Swiss Confederation Foreign Minister Ignazio Cassis looks during a joint press conference with Chinese State Councilor and Foreign Minister Wang Yi at the Ministry of Foreign Affairs in Beijing, Tuesday, April 3, 2018. (AP Photo/Andy Wong)

“But UNRWA maintains this hope. For me, the question is whether UNRWA is part of the solution or part of the problem,” he said, concluding that “it is both.”

The UN agency, he said, “worked as a solution for a long time, but today it has become part of the problem.”

Fueling the conflict?

“It provides ammunition to continue the conflict. For as long as Palestinians live in refugee camps, they will want to return to their homeland,” he said. “By supporting UNRWA, we are keeping the conflict alive.”

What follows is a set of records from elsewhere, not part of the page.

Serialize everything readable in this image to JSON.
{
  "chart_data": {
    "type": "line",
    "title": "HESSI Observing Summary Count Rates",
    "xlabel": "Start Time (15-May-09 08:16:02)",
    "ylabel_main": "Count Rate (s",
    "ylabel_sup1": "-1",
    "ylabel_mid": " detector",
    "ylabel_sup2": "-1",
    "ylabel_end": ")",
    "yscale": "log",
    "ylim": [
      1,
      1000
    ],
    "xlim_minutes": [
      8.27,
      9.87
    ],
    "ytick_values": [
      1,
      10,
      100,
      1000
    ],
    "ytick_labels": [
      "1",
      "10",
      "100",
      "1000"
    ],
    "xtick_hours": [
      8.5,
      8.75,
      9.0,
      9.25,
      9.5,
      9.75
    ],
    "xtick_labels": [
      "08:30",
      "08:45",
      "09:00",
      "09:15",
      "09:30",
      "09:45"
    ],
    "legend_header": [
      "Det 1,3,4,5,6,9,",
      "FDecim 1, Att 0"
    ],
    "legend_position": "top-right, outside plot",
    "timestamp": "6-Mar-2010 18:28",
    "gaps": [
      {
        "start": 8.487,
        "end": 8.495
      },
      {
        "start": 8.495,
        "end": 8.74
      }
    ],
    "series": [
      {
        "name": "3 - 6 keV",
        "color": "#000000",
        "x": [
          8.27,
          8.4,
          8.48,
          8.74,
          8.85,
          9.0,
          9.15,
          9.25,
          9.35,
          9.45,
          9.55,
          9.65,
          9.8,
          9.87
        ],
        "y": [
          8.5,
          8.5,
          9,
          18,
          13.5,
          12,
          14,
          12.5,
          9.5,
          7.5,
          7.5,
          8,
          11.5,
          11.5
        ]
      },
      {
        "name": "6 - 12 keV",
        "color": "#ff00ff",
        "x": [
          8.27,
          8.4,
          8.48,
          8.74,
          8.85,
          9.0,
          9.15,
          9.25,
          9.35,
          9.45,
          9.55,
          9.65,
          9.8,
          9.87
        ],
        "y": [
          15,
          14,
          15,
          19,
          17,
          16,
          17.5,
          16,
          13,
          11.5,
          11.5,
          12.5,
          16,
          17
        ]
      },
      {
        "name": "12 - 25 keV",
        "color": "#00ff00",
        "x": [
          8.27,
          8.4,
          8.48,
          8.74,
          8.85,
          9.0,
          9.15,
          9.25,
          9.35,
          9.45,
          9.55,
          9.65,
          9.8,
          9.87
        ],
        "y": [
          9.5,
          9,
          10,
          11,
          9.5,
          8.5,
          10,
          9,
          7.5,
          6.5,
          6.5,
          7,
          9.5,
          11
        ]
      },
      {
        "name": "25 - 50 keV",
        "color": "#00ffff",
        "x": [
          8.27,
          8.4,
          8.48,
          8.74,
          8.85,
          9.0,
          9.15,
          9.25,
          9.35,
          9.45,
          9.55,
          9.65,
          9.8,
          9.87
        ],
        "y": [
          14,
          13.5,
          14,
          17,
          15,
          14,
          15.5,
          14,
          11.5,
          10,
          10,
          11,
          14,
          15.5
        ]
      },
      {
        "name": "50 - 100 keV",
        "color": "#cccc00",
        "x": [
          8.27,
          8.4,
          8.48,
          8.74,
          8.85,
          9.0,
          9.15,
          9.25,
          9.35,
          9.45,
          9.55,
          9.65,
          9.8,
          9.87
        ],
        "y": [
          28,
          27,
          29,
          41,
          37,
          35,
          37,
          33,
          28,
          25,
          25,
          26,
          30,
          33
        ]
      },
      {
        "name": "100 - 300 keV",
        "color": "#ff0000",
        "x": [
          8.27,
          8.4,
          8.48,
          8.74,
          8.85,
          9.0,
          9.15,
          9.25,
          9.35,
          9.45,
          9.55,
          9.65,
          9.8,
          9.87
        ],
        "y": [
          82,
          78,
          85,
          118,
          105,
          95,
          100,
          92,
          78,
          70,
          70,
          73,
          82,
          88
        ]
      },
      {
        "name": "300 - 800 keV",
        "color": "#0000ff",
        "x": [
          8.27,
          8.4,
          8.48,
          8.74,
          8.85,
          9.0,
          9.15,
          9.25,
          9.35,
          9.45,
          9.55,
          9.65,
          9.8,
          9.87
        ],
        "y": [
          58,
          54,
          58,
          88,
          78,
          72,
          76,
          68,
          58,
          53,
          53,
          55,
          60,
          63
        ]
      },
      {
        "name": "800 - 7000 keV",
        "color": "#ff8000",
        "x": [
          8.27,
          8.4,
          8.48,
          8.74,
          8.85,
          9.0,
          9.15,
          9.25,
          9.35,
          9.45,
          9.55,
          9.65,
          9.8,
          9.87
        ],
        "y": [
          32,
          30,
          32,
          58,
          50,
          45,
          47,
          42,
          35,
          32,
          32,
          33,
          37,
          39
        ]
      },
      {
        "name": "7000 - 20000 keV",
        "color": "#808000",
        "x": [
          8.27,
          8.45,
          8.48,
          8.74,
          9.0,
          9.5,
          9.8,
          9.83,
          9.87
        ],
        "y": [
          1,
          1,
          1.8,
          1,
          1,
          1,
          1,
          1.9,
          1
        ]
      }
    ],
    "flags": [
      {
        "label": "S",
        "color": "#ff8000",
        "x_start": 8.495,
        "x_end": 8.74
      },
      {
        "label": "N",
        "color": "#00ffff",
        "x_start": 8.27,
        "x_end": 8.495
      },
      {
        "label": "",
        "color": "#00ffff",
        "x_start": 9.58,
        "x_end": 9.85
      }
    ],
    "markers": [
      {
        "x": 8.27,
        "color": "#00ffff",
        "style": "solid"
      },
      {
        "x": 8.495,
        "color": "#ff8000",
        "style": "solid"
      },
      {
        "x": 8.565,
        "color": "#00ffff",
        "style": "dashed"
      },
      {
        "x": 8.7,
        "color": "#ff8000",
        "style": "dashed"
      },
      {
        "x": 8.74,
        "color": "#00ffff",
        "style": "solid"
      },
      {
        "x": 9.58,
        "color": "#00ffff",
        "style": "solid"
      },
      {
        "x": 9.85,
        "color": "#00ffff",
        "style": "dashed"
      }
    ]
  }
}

His comments came after a month and a half of mass protests and clashes along the Gaza border, calling for the descendants of Palestinian refugees to be able to return to their ancestors’ homes in what is now Israel.

The largest demonstrations, which coincided with the move of the US embassy in Israel from Tel Aviv to Jerusalem on Monday, saw Israeli forces kill some 60 Palestinians, pushing the overall toll well over 100.

Israel claims that Hamas is spurring the violence and using it for cover for attacks. That allegation was seemingly confirmed by Salah Al Bardawil, a Hamas lawmaker and spokesperson in Khan Younis, who on Wednesday said that 50 out of the 62 people listed as killed Monday and Tuesday were members of his organization. “I am giving you an official figure. 50 of the martyrs in the recent battle were from Hamas,” Bardawil said. Three other fatalities were claimed by the Islamic Jihad terror group.

UNRWA is, meanwhile, struggling to cover a massive budget shortfall, after major donor Washington slashed its 2018 funding.

The administration of US President Donald Trump has opted to cut the $360 million offered in 2017 to a commitment of just $60 million this year, leaving UNRWA scrambling to raise nearly half a billion dollars to guarantee services until the end of the year.

A Palestinian woman holding her national flag looks at clashes with Israeli forces near the border between the Gaza strip and Israel east of Gaza City on May 14, 2018. (AFP PHOTO / MAHMUD HAMS)

Switzerland is among a group of countries that together pledged about $100 million in March to help fill the shortfall.

Despite his skepticism of the role UNRWA is playing in the Middle East, Cassis warned that the sudden funding cut facing the agency posed “a big risk.”

“Millions of Palestinians could take to the streets,” he said, cautioning that lacking funds could cause the breakdown of a “machinery that provides stability.”

“This is a risk that Switzerland cannot afford,” he said.

Cassis said his country would continue funding UNRWA, but he also called for a heavier focus on integrating Palestinian refugees into their host communities.

He said for instance that “instead of supporting UNRWA schools and hospitals, we could help the Jordanian institutions promote integration of Palestinian refugees.”